Les bernard-l’ermite se trouvent dans les océans du monde entier, occupant des habitats allant des eaux côtières peu profondes aux mers les plus profondes. Ils ont un abdomen mou et fragile qui doit être protégé des dommages et sont adaptés pour occuper les coquilles vides des mollusques, transportant ces coquilles comme des maisons mobiles pendant qu’ils se nourrissent de détritus au fond de l’océan.
Une étude, dirigée par le Dr Yoshikawa de l’Université de Tokyo, a maintenant identifié une espèce de bernard-l’ermite au large des côtes japonaises qui porte sur son dos une espèce d’anémone spécifique et jusqu’alors inconnue. L’anémone, décrite pour la première fois dans cette étude, a été nommée Calcifère stylobates et on ne le trouve que sur les coquilles d’une seule espèce hôte de bernard-l’ermite, Pagurodofleinia doederlein. En fait, l’anémone est si importante pour le bernard-l’ermite que, lorsque le crabe emménage dans une nouvelle maison en coquille, il fera de grands efforts pour emmener l’anémone avec lui.
Au moins 35 espèces d’anémones de mer symbiotiques ont été trouvées vivant sur les pattes des bernard-l’ermite ou sur les coquilles qu’ils habitent. La symbiose implique une relation physique étroite entre les organismes de différentes espèces et, dans le cas des bernard-l’ermite et de leurs anémones, il s’agit d’une relation mutualiste dont les deux espèces bénéficient. Avoir une anémone couvrant le dos peut fournir un camouflage et une protection, tandis que rouler dans l’eau sur la carapace d’un crabe peut garantir l’accès à la nourriture, en particulier aux restes de nourriture qui restent après le dîner du crabe.

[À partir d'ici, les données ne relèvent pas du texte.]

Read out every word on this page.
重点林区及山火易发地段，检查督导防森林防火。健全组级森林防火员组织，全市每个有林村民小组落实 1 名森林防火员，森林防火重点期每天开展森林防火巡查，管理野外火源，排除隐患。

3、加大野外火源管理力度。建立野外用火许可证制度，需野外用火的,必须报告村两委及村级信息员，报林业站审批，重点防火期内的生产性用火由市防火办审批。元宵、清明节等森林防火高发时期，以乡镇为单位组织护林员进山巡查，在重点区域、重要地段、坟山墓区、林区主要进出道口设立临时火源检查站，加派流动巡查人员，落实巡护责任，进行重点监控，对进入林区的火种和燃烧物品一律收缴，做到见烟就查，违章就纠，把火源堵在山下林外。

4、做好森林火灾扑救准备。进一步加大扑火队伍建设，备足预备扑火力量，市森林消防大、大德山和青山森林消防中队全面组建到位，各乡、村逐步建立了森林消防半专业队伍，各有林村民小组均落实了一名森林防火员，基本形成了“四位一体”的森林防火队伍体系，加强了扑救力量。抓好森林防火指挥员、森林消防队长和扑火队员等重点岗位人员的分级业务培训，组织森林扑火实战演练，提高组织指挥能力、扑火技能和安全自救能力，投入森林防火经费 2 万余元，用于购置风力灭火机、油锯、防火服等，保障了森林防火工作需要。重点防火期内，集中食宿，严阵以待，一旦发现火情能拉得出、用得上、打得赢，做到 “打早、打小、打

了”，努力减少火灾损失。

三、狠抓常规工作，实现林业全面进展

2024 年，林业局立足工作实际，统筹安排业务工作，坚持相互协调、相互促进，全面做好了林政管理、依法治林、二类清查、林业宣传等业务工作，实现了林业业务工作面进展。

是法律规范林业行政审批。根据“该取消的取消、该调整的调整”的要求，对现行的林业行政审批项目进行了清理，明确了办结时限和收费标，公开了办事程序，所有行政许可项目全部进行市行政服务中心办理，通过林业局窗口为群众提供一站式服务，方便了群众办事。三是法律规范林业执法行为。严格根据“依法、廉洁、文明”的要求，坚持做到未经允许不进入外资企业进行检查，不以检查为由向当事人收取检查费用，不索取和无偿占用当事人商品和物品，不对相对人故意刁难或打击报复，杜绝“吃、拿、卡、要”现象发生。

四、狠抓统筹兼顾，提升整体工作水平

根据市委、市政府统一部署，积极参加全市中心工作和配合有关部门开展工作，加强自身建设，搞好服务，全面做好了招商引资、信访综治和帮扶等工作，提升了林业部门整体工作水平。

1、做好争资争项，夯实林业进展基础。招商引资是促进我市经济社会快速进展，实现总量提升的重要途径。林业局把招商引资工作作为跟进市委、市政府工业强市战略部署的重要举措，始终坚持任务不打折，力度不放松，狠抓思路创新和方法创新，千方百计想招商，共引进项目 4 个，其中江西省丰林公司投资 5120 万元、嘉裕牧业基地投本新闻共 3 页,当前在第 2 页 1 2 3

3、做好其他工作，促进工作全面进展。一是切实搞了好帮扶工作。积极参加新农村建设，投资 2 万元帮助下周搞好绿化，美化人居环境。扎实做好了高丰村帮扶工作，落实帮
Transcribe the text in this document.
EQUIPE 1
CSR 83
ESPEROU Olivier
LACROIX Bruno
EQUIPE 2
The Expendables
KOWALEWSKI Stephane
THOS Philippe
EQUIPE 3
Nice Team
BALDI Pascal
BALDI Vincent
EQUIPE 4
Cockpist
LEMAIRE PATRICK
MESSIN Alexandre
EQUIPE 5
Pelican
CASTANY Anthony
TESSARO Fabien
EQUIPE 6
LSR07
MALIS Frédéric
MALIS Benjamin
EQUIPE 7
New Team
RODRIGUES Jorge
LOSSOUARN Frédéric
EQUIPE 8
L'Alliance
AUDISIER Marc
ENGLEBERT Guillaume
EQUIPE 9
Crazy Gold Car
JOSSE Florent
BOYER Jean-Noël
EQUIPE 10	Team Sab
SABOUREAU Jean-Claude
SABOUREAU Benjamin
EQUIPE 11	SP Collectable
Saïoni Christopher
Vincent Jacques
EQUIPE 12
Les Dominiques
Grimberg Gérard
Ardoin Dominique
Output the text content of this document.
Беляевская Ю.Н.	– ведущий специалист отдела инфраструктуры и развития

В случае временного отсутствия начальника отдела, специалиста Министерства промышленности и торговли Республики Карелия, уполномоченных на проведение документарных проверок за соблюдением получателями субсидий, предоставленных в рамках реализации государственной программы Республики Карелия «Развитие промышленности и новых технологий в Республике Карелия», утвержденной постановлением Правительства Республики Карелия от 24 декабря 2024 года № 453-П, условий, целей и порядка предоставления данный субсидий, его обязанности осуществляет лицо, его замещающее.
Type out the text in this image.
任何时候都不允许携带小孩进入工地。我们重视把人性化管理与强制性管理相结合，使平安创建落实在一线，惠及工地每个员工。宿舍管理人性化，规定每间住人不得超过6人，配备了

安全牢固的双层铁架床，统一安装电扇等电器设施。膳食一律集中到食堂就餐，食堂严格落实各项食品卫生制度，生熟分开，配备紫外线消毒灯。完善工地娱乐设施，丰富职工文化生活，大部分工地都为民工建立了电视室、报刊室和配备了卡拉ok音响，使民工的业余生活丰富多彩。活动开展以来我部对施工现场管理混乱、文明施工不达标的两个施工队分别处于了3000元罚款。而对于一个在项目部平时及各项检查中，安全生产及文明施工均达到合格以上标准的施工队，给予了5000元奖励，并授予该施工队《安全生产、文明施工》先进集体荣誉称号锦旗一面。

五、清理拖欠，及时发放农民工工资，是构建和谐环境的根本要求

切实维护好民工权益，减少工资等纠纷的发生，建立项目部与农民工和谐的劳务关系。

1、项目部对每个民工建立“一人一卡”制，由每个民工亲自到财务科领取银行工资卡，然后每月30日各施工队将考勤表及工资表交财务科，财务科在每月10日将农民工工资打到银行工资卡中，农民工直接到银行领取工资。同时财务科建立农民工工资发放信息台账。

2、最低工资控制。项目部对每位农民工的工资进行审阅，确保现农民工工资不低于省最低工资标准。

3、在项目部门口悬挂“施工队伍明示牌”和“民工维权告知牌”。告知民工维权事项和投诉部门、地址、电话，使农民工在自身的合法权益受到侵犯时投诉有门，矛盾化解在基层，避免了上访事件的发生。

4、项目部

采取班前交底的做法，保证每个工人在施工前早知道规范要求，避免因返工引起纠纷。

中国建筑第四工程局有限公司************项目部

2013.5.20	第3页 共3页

Le Dr Yoshikawa et son équipe ont collecté 16 spécimens de la nouvelle anémone des grands fonds à des profondeurs de 100 à 400 mètres entre 2017 et 2020. Tous les spécimens provenaient de l’océan du côté Pacifique du Japon et ont été utilisés pour des études détaillées de l’anatomie, la morphologie, l’histologie et la génétique de l’espèce. Sur la base des résultats de ces analyses, les chercheurs ont décrit et nommé la nouvelle espèce d’anémone, Calcifère stylobatesdans une publication dans Le Bulletin Biologiqueune revue de l’University of Chicago Press.
En plus de décrire la nouvelle espèce d’anémone, les chercheurs ont pu enregistrer une séquence vidéo en direct du processus par lequel un bernard-l’ermite qui a choisi de déménager a réussi à convaincre son anémone de se détacher de l’ancienne coquille et de s’installer sur la nouvelle. Ce n’est pas une tâche facile car l’anémone occupe toute la surface supérieure de la coquille du bernard-l’ermite et est attachée au moyen d’une sécrétion dure et chitineuse appelée carcinoecium. Cette structure aide l’anémone à s’accrocher à la surface inégale de la coquille du mollusque, mais renforce et agrandit également la coquille, ce qui donne au crabe une occupation prolongée de son abri.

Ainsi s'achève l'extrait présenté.